Into 2015, Chesapeake expects basis, particularly in the Northeast, “to remain challenged as we come out of the winter months, and we will likely reduce our activity in our northern Marcellus play accordingly. From a hedging perspective, we have relatively significant position of 2Q2015 gas hedges at attractive prices averaging $4.51/Mcf. We also have had substantial amount of oil at just under $95/bbl and we’ll continue to look to add both positions should prices justify doing so.”
Chesapeake reported net income of $169 million (26 cents/share) versus $145 million (22 cents) in the year-ago period. Operating cash flow was $1.29 billion, down from $1.41 billion.
On the report, BMO Capital Markets revised its estimates on the operating efficiencies, “maybe more a function of picking the low-hanging fruit rather than true operating innovations. (That’s the ‘weapons-grade’ attack on costs management labeled on the call.) That may not matter…The uncertainty sits with whether that rate of change decelerates, or whether more capital efficiency gains can be achieved in a lower commodity price environment.

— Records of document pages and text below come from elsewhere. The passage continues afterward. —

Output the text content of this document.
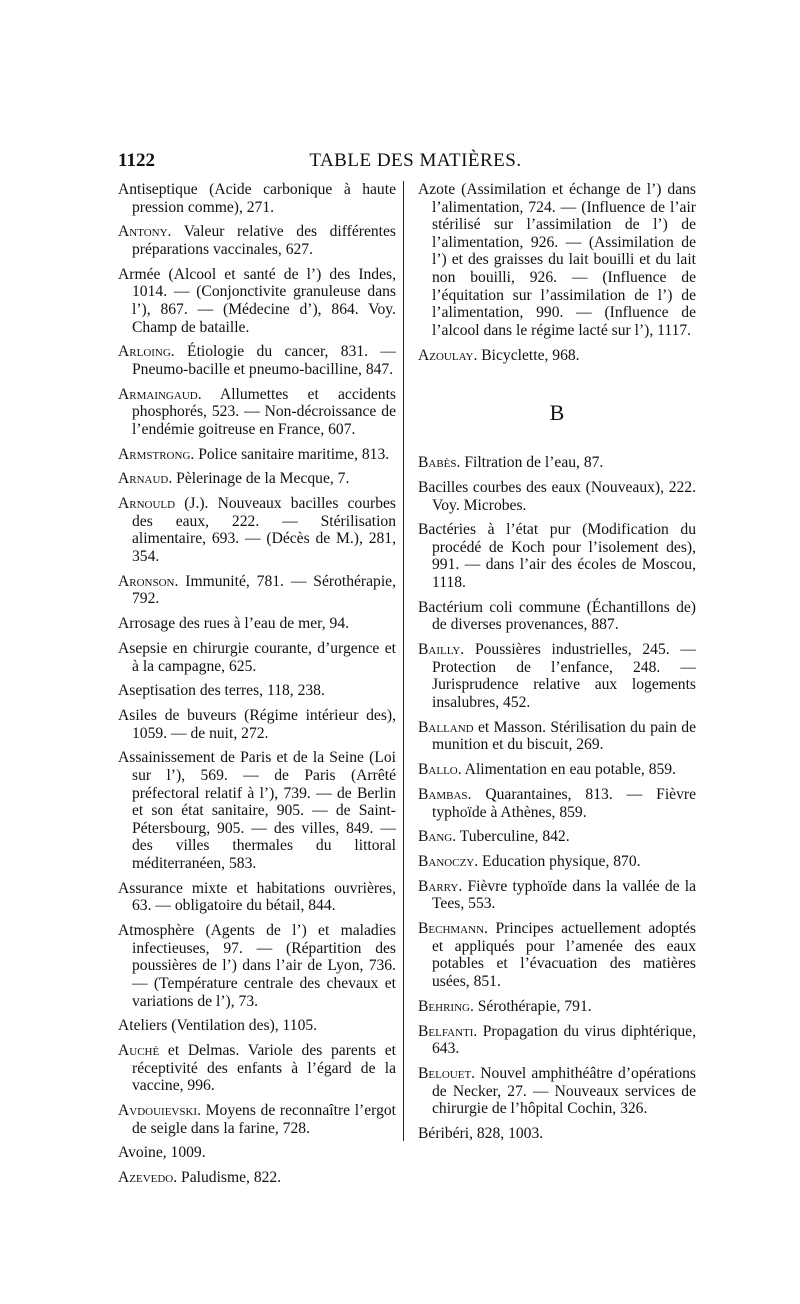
1122	TABLE DES MATIÈRES.

Antiseptique (Acide carbonique à haute pression comme), 271.

Antony. Valeur relative des différentes préparations vaccinales, 627.

Armée (Alcool et santé de l’) des Indes, 1014. — (Conjonctivite granuleuse dans l’), 867. — (Médecine d’), 864. Voy. Champ de bataille.

Arloing. Étiologie du cancer, 831. — Pneumo-bacille et pneumo-bacilline, 847.

Armaingaud. Allumettes et accidents phosphorés, 523. — Non-décroissance de l’endémie goitreuse en France, 607.

Armstrong. Police sanitaire maritime, 813.

Arnaud. Pèlerinage de la Mecque, 7.

Arnould (J.). Nouveaux bacilles courbes des eaux, 222. — Stérilisation alimentaire, 693. — (Décès de M.), 281, 354.

Aronson. Immunité, 781. — Sérothérapie, 792.

Arrosage des rues à l’eau de mer, 94.

Asepsie en chirurgie courante, d’urgence et à la campagne, 625.

Aseptisation des terres, 118, 238.

Asiles de buveurs (Régime intérieur des), 1059. — de nuit, 272.

Assainissement de Paris et de la Seine (Loi sur l’), 569. — de Paris (Arrêté préfectoral relatif à l’), 739. — de Berlin et son état sanitaire, 905. — de Saint-Pétersbourg, 905. — des villes, 849. — des villes thermales du littoral méditerranéen, 583.

Assurance mixte et habitations ouvrières, 63. — obligatoire du bétail, 844.

Atmosphère (Agents de l’) et maladies infectieuses, 97. — (Répartition des poussières de l’) dans l’air de Lyon, 736. — (Température centrale des chevaux et variations de l’), 73.

Ateliers (Ventilation des), 1105.

Auché et Delmas. Variole des parents et réceptivité des enfants à l’égard de la vaccine, 996.

Avdouievski. Moyens de reconnaître l’ergot de seigle dans la farine, 728.

Avoine, 1009.

Azevedo. Paludisme, 822.

Azote (Assimilation et échange de l’) dans l’alimentation, 724. — (Influence de l’air stérilisé sur l’assimilation de l’) de l’alimentation, 926. — (Assimilation de l’) et des graisses du lait bouilli et du lait non bouilli, 926. — (Influence de l’équitation sur l’assimilation de l’) de l’alimentation, 990. — (Influence de l’alcool dans le régime lacté sur l’), 1117.

Azoulay. Bicyclette, 968.

B

Babès. Filtration de l’eau, 87.

Bacilles courbes des eaux (Nouveaux), 222. Voy. Microbes.

Bactéries à l’état pur (Modification du procédé de Koch pour l’isolement des), 991. — dans l’air des écoles de Moscou, 1118.

Bactérium coli commune (Échantillons de) de diverses provenances, 887.

Bailly. Poussières industrielles, 245. — Protection de l’enfance, 248. — Jurisprudence relative aux logements insalubres, 452.

Balland et Masson. Stérilisation du pain de munition et du biscuit, 269.

Ballo. Alimentation en eau potable, 859.

Bambas. Quarantaines, 813. — Fièvre typhoïde à Athènes, 859.

Bang. Tuberculine, 842.

Banoczy. Education physique, 870.

Barry. Fièvre typhoïde dans la vallée de la Tees, 553.

Bechmann. Principes actuellement adoptés et appliqués pour l’amenée des eaux potables et l’évacuation des matières usées, 851.

Behring. Sérothérapie, 791.

Belfanti. Propagation du virus diphtérique, 643.

Belouet. Nouvel amphithéâtre d’opérations de Necker, 27. — Nouveaux services de chirurgie de l’hôpital Cochin, 326.

Béribéri, 828, 1003.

This last point speaks to any oilfield service cost deflation being more than offset by lower commodity prices. At $80.00/$3.50 pricing held constant, we see the shares trading at about 5.5 times in each of 2015 and 2016 (little compression of multiple; company unhedged in 2016). Leverage sits below 2.0 times in each of those periods, a reduction of debt owing to proceeds from the recent asset divestiture ($5.4 billion).”
Wells Fargo Securities analysts said the company had posted “solid improvements on costs across the portfolio” and “has shown the ability to hit its production and cost targets — price realizations were one of the only weak points in 3Q2014, however, and are likely to remain headwinds through this time next year. Net/net, solid quarter on the heels of continued progress on portfolio optimization.”